Results of a recent study that examined atezolizumab monotherapy as a first-line treatment in patients with nonsquamous or squamous non-small-cell lung cancer (NSCLC) with PD-L1 expression found a significantly longer median overall survival (OS) with the drug, according to researchers.
The study, published in The New England Journal of Medicine, included patients with advanced NSCLC who had not previously received chemotherapy, and were without epidermal growth factor receptor (EGFR) mutations or anaplastic lymphoma kinase (ALK) translocations.
Prior studies, including the phase 2 BIRCH and POPLAR trials, as well as the phase 3 OAK trial, have demonstrated an OS benefit with atezolizumab, an anti-programmed death ligand (PD-L1) monoclonal antibody, as a monotherapy in patients with NSCLC with high PD-L1 expression across multiple lines of therapy. Researchers stressed that additional treatment options are needed for this population.
The global, randomized, open-label, IMpower110 phase 3 trial included 572 patients, and took place between July 2015 and February 2018. Participants underwent randomization at 144 centers in 19 different countries.
A total of 285 patients were administered atezolizumab, whereas 287 received chemotherapy. Overall, 554 patients, 277 patients in each cohort, had EGFR and ALK wild-type tumors, and 18 patients with an EGFR mutation or ALK translocation were excluded from the primary analysis population, but were included in the safety population.
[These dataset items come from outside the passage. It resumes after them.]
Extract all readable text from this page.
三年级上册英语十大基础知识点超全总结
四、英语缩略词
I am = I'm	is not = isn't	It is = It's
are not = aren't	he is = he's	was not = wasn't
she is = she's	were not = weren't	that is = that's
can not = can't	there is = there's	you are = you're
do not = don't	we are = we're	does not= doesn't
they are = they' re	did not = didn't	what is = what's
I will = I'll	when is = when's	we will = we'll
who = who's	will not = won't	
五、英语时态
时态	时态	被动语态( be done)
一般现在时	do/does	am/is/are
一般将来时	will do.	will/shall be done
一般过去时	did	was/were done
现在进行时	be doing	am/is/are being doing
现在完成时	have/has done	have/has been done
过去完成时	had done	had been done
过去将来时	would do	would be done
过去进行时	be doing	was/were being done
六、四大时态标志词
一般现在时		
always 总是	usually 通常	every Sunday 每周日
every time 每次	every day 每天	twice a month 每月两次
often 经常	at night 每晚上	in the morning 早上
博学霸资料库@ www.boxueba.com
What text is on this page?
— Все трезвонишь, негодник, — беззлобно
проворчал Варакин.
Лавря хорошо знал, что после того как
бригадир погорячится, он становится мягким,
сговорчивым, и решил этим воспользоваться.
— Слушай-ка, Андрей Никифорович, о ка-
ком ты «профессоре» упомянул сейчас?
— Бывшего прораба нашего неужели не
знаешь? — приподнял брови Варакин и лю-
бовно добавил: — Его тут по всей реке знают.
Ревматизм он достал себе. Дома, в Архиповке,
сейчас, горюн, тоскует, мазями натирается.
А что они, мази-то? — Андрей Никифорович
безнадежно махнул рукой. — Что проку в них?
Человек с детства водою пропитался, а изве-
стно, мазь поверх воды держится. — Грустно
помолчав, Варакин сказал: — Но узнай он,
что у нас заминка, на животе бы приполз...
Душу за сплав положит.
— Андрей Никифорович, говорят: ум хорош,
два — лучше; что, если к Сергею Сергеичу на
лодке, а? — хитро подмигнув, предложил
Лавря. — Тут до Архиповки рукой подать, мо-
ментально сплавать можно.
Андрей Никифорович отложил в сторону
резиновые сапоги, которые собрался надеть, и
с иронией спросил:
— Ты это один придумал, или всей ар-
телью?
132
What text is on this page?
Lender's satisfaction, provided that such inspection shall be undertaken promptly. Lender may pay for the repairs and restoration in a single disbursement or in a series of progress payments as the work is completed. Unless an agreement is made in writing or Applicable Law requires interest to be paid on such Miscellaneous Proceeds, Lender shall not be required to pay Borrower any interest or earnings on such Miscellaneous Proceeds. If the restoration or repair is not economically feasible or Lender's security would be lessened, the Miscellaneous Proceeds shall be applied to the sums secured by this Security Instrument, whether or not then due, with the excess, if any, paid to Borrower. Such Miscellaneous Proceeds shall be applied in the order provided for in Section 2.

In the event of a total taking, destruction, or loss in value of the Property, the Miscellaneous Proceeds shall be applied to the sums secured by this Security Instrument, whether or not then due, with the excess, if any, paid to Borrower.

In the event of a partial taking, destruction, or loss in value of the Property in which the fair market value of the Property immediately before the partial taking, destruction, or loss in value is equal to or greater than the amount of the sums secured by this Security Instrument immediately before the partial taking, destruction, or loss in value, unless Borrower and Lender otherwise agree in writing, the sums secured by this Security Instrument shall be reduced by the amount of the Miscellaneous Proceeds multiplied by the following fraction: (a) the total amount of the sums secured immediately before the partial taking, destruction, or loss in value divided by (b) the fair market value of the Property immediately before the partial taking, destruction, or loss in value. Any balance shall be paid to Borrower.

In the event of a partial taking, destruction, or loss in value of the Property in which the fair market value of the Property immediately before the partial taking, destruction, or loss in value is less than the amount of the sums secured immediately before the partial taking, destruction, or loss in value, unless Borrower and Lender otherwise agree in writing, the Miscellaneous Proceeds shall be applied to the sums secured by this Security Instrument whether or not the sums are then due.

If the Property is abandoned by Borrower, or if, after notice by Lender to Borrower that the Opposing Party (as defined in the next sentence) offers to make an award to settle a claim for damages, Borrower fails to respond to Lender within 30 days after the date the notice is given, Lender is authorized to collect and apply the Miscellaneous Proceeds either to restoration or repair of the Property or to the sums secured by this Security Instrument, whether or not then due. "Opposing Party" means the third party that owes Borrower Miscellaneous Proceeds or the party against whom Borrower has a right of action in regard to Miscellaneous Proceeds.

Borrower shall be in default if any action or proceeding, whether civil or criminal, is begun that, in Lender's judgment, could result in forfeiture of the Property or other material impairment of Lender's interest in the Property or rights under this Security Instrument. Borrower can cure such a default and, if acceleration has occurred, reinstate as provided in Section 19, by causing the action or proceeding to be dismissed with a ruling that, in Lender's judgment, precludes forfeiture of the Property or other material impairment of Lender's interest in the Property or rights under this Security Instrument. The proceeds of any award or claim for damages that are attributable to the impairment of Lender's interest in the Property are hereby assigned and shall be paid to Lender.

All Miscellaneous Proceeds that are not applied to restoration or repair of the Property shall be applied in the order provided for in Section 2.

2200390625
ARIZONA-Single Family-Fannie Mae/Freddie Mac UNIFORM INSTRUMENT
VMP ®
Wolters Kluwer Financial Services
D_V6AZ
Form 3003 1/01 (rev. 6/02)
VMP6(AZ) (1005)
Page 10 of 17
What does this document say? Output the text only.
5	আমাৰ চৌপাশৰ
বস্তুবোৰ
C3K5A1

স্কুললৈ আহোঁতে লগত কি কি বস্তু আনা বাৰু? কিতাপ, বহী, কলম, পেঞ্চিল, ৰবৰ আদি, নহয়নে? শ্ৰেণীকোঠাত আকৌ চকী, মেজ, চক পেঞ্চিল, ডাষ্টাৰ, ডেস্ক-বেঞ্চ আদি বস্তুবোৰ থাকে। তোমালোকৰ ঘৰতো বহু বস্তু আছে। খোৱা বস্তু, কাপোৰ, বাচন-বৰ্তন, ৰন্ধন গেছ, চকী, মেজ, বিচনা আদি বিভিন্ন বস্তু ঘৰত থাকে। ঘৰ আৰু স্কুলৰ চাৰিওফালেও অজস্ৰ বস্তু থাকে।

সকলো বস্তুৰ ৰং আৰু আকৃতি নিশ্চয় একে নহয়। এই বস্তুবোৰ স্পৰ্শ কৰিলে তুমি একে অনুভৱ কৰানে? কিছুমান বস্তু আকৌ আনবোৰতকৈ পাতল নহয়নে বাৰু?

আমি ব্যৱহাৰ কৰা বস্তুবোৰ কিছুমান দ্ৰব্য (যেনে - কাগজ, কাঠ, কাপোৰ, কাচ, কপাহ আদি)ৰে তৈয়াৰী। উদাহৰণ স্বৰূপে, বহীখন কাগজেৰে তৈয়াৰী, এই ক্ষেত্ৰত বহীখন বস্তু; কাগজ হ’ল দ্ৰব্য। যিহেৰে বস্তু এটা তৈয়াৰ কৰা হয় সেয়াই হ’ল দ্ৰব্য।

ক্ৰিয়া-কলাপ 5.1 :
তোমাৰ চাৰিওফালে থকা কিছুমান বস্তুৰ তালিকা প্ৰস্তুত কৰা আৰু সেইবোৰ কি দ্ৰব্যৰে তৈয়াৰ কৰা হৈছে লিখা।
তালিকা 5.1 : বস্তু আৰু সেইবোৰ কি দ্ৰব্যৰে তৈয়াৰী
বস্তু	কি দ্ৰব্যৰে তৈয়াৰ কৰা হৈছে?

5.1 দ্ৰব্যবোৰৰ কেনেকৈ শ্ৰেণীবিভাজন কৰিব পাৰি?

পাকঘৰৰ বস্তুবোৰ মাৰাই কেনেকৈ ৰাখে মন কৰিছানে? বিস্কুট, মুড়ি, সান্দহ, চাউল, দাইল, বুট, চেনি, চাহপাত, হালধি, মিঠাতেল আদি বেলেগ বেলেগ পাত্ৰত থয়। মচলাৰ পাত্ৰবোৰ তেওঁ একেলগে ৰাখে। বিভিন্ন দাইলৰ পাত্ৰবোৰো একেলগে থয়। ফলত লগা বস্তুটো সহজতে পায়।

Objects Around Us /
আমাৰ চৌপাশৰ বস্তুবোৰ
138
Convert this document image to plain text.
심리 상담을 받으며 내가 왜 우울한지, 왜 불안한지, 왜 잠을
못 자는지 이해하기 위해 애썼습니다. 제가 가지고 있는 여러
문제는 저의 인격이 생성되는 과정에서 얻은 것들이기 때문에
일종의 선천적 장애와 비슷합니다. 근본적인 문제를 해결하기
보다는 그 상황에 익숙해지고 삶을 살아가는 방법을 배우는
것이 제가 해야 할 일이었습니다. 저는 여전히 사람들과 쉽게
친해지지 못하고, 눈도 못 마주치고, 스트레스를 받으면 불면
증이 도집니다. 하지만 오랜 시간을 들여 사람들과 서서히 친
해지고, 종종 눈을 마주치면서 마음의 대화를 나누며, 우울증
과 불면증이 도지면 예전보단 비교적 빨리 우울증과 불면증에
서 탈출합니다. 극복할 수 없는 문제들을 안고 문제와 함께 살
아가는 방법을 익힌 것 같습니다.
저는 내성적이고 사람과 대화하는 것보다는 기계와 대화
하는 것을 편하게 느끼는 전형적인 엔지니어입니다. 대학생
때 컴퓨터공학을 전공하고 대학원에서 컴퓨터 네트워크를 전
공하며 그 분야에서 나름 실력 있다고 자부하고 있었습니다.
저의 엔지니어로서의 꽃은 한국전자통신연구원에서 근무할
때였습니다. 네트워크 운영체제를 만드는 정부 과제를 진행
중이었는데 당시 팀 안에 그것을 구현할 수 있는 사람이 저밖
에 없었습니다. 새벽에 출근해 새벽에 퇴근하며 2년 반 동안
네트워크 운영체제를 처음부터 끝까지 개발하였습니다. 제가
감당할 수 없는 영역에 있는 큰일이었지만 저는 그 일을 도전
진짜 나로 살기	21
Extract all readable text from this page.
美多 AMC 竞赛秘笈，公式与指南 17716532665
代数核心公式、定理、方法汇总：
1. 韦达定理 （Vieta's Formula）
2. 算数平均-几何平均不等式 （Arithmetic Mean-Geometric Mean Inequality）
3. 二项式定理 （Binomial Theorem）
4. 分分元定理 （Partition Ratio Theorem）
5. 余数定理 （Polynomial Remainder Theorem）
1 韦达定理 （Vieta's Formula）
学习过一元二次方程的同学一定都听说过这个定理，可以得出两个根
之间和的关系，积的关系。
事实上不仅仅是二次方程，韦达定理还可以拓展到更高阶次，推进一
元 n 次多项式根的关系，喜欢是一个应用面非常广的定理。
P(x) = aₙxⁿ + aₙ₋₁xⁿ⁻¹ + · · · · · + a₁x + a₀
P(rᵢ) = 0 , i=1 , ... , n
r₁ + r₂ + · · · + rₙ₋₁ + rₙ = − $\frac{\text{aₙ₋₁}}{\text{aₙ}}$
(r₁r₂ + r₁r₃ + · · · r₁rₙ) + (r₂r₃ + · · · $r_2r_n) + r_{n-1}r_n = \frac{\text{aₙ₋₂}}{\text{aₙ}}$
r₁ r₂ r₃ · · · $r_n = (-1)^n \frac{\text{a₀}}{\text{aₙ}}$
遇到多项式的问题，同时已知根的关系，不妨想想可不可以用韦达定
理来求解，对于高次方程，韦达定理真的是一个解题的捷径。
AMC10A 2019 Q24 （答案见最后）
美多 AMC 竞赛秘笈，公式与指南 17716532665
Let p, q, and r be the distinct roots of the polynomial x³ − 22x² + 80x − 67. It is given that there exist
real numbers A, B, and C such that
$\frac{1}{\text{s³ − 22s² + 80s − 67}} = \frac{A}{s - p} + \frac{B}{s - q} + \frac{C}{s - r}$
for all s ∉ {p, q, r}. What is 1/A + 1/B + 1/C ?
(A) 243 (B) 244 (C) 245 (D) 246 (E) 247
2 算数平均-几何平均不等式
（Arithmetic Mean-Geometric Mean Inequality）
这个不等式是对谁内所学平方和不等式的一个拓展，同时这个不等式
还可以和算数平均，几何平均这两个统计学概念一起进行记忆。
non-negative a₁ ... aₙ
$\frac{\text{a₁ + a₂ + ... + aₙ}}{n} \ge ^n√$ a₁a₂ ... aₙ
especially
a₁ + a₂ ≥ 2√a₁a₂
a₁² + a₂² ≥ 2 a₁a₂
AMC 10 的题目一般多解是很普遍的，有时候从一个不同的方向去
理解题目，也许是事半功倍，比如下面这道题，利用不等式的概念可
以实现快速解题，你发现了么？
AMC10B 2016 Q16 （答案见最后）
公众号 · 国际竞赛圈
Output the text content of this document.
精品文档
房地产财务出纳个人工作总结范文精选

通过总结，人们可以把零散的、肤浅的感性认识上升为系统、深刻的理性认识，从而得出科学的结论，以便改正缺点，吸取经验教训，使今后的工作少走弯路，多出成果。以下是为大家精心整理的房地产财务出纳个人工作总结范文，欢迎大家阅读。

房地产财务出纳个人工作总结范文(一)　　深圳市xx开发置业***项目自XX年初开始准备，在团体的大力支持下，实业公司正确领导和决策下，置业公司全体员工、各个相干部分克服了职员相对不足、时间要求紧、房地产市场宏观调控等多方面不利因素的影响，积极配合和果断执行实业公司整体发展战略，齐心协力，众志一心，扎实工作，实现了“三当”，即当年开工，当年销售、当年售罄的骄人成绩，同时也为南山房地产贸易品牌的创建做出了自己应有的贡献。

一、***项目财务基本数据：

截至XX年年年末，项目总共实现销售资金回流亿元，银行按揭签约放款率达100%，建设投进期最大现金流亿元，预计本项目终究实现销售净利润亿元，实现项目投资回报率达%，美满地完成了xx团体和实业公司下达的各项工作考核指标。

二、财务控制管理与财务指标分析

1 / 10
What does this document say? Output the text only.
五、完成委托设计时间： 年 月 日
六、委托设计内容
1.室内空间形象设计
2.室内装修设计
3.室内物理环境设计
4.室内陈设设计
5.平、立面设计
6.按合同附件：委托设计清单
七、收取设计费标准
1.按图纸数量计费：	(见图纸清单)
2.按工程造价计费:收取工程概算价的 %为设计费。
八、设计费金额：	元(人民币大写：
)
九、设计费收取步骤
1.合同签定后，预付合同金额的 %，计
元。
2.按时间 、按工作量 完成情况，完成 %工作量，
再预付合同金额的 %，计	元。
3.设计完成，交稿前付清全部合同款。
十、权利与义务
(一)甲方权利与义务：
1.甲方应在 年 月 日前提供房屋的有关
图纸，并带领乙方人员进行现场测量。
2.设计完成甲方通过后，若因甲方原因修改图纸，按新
In patients with EGFR and ALK wild-type tumors who expressed high PD-L1, median OS was 7.1 months longer in the atezolizumab group compared with the chemotherapy group: a significant extension, according to investigators. The former showed 20.2-month OS, whereas the latter showed 13.1-month OS.
Moreover, investigators reported “the greatest magnitude of benefit” to be in regard to progression-free survival (PFS), which was 8.1 months in the atezolizumab group and 5.0 months in the chemotherapy group and consistent with previous trials, according to the study.
Adverse events (AEs) occurred in 90.2% of patients who received atezolizumab and in 94.7% in patients who received chemotherapy, and grade 3 or 4 AEs occurred in 30.1% and 52.5% of patients in each respective group. Overall, the most common AEs were anemia, neutropenia, and thrombocytopenia.
“We found that atezolizumab monotherapy resulted in longer overall survival than platinum-based combination chemotherapy among patients with previously untreated metastatic NSCLC with high expression of PD-L1,” the study authors wrote. “Toxic effects were consistent with those that have been reported previously.”